La forma dello Stato e il capitale
Lo Stato non è capitalista per quel che fa e per le funzioni che svolge ma per la sua forma. Le funzioni dipendono dalla forma. La sua stessa esistenza dipende dal fatto che deve fare tutto il possibile per assicurare le condizioni necessarie alla riproduzione del capitale. Non dobbiamo, tuttavia, pensare alla forma come a un’entità statica ma come a una forma-processo, anche perché questo consente di aprirne la categoria. Lo Stato è un processo di formazione di relazioni sociali che deve canalizzare l’attività umana dentro ruoli compatibili con la riproduzione del capitale. Pensare allo Stato come forma-processo significa però anche che c’è un movimento contrario dell’auto-determinazione collettiva: movimenti o modi di fare le cose che non sono compatibili con l’interesse del capitale. Sostenere che l’esistenza stessa dello Stato dipende dal suo successo nel promuoverne l’accumulazione – come fa John Holloway anche qui, nella prefazione a Crítica de las políticas públicas. Propuesta teorica y analisis de casos, uscito di recente per Prometeo Editorial in Argentina – significa, tra le altre cose, che qualsiasi governo di uno Stato, quale che sia il suo colore politico, deve necessariamente promuovere con differenti strategie quell’accumulazione, cioè l’espansione del potere del capitale e di quello del denaro, cosa consentita non in un processo nazionale ma mondiale. Da qui la competizione fra gli Stati nell’attrarre capitale nel proprio territorio. Tuttavia, la forma dello Stato, spiega qui Holloway, è una forma particolare, separata dal processo di produzione e dallo sfruttamento diretto. Si tratta, dunque, di una separazione-nell’unità o di un’unità-nella separazione che induce lo Stato ad assolvere il suo primario compito verso il capitale solo attraverso una relazione che procede per continui tentativi ed errori. La violenza con cui vediamo manifestarsi oggi un’aggressione alla vita che minaccia di estinguere molte delle specie che vivono sulla terra nasce dal tentativo di imporre proprio la coerenza delle forme capitaliste nelle relazioni sociali. Non si tratta di una legge ma di una lotta costante. Avviene, ogni giorno, tra l’affermazione del capitale – con le sue relazioni occultate: il denaro, che monetizza i rapporti tra le persone; il lavoro che trasforma l’attività umana in produzione di valore; lo Stato, che nega l’auto-determinazione e promuove l’accumulazione; etc. – e la vita che ne rifiuta le logiche
Il capitale è una forma di dominio efficace ma disfunzionale. Non si può presumere che una parte del dominio capitalista si adatti in modo funzionale alle altre. Non si tratta di una macchina senza problemi, come spesso invece si ritiene nella sinistra. Così lo Stato è uno Stato capitalista, legato nella sua stessa esistenza alla promozione dell’accumulazione di capitale, ma non si può dedurne che tutto ciò che fa sia necessariamente fatto nell’interesse dell’accumulazione di capitale. Lo Stato commette errori. E non solo a causa dell’inettitudine dei politici (che è un elemento da considerare sempre), ma proprio in virtù della sua forma.
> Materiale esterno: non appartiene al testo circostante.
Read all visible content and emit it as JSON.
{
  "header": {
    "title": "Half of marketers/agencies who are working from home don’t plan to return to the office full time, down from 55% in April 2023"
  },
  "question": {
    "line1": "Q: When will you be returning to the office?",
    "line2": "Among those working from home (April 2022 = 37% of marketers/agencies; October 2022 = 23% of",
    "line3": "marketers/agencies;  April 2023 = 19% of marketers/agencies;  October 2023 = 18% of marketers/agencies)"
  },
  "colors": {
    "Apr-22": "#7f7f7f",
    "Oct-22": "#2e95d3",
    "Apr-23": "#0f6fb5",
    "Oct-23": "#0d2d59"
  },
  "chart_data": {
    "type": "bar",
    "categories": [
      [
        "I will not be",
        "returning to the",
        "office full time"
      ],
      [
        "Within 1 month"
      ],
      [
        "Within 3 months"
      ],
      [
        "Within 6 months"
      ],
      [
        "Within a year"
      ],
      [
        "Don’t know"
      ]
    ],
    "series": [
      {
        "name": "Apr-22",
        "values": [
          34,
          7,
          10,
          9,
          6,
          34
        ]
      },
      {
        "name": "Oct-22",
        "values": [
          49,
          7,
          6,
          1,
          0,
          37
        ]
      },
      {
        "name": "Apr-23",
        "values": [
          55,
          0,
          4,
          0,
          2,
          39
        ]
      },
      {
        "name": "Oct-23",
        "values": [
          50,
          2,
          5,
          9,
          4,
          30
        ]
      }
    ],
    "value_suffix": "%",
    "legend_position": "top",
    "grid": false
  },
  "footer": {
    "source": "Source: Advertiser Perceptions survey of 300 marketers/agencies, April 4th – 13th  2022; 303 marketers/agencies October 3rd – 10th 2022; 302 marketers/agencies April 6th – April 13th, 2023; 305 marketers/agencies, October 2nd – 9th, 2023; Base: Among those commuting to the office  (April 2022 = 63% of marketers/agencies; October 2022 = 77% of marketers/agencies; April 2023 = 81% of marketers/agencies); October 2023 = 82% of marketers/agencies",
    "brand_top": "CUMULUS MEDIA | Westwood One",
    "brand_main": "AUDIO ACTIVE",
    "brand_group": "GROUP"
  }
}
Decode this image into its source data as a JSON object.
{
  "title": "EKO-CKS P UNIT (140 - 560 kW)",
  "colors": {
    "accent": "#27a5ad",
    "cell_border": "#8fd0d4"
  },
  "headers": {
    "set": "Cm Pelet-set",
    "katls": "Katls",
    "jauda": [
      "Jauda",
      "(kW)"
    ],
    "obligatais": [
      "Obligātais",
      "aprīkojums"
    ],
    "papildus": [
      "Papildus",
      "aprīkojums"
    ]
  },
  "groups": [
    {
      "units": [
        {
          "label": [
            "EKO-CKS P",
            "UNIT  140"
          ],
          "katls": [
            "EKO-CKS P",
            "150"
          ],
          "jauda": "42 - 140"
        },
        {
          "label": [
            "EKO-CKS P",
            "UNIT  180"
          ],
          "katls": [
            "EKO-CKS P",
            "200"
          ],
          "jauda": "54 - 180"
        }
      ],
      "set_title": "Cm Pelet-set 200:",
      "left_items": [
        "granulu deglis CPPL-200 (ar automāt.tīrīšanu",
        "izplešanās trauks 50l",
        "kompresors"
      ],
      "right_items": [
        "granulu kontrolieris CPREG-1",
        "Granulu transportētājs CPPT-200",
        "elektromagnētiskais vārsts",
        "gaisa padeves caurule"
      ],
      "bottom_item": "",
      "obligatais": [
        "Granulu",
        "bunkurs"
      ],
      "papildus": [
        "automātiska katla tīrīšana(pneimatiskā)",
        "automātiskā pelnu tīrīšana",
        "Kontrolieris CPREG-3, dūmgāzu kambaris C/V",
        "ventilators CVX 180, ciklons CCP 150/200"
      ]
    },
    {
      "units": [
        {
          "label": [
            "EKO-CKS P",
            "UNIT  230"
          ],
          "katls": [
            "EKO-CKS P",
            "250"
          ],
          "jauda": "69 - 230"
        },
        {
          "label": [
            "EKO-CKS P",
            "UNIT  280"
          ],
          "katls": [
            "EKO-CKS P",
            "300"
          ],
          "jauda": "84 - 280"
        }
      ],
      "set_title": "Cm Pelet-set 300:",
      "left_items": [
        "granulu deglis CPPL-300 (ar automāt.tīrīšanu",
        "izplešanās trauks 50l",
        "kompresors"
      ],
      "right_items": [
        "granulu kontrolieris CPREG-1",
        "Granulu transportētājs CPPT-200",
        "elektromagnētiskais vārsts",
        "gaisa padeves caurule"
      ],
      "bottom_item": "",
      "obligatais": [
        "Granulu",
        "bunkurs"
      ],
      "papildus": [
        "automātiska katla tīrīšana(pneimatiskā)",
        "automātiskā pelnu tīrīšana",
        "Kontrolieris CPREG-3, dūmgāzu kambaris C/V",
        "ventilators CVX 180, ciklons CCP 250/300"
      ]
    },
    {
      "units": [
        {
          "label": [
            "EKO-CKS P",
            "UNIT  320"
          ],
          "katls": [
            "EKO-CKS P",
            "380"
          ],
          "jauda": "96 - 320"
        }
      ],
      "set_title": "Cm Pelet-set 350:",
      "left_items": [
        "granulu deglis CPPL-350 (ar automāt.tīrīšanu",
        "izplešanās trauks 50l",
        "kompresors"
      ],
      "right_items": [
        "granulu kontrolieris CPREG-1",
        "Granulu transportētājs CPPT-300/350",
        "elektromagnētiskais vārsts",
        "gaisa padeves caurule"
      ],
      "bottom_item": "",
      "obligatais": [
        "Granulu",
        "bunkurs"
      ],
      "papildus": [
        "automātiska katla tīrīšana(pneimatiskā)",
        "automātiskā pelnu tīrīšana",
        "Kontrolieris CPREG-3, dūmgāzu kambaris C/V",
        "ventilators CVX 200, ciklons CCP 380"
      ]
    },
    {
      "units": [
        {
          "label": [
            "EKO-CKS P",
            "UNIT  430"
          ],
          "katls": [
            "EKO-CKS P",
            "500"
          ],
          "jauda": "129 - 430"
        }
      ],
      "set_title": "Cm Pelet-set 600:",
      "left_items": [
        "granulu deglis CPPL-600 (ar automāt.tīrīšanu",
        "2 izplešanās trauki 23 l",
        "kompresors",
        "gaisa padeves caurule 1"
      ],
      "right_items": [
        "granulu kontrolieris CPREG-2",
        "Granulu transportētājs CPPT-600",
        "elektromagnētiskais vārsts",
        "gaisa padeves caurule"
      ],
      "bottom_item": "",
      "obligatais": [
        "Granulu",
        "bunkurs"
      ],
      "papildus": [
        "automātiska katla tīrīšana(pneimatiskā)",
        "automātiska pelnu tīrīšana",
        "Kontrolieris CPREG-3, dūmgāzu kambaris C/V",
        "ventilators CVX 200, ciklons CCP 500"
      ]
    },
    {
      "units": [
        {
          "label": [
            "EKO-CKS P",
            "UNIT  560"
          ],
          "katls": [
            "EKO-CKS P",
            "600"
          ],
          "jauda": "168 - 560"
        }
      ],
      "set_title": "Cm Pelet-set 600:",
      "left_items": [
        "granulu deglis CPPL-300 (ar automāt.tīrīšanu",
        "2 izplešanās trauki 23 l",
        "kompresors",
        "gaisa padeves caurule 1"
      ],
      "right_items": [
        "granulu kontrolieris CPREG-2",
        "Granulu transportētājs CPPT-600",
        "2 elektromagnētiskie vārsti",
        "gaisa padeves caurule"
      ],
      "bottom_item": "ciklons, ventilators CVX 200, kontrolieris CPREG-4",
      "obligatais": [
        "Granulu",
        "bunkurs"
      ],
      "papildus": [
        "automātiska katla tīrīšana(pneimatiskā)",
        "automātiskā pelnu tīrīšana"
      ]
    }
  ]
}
Perché succede questo? La risposta va cercata nella libertà. La libertà dei lavoratori. Potrà anche risultare scioccante dirlo, ma è così. Il centro della relazione sociale che chiamiamo capitale è lo sfruttamento dei lavoratori basato sulla compravendita di forza lavoro. Ciò presuppone una loro libertà, una libertà in un doppio senso, come sottolinea Marx, secondo il quale i lavoratori devono essere liberati nell’accesso ai mezzi di produzione ma sono anche liberi, a differenza dei servi o degli schiavi, di vendere la loro forza lavoro a chi la compera. Il fatto che l’uomo ricco riesca a trovare quel certo lavoratore libero nel mercato è il risultato di una storia mondiale di lotte.
Nel suo resoconto di questa lotta, soprattutto nella sezione sull’accumulazione primitiva o originaria, Marx si concentra sulla critica della teoria liberale, osservando che il “lavoratore libero” è il risultato dell’espulsione dei contadini dalla terra e di secoli di brutale legislazione contro il vagabondaggio. Questo risultato, però, può esser visto anche dall’altra parte, come la rottura della dominazione feudale conseguente all’agitazione dei contadini, alle loro rivolte e alla fuga verso le città. Lo sfruttamento (il nucleo di ogni società di classi) poteva continuare solo attraverso una riformulazione della dominazione, una riformulazione che tenesse conto del fatto che i lavoratori adesso erano liberi e non potevano più essere dominati allo stesso modo di prima. Elemento centrale di questa riformulazione è la specificità dello Stato, vale a dire la generazione dello Stato come forma particolare di relazioni sociali. Questa specificità è cruciale per ogni discussione sulle politiche pubbliche e di una relazione che va avanti per trial and error (per tentativi ed errori, ndt) tra lo Stato e il capitale.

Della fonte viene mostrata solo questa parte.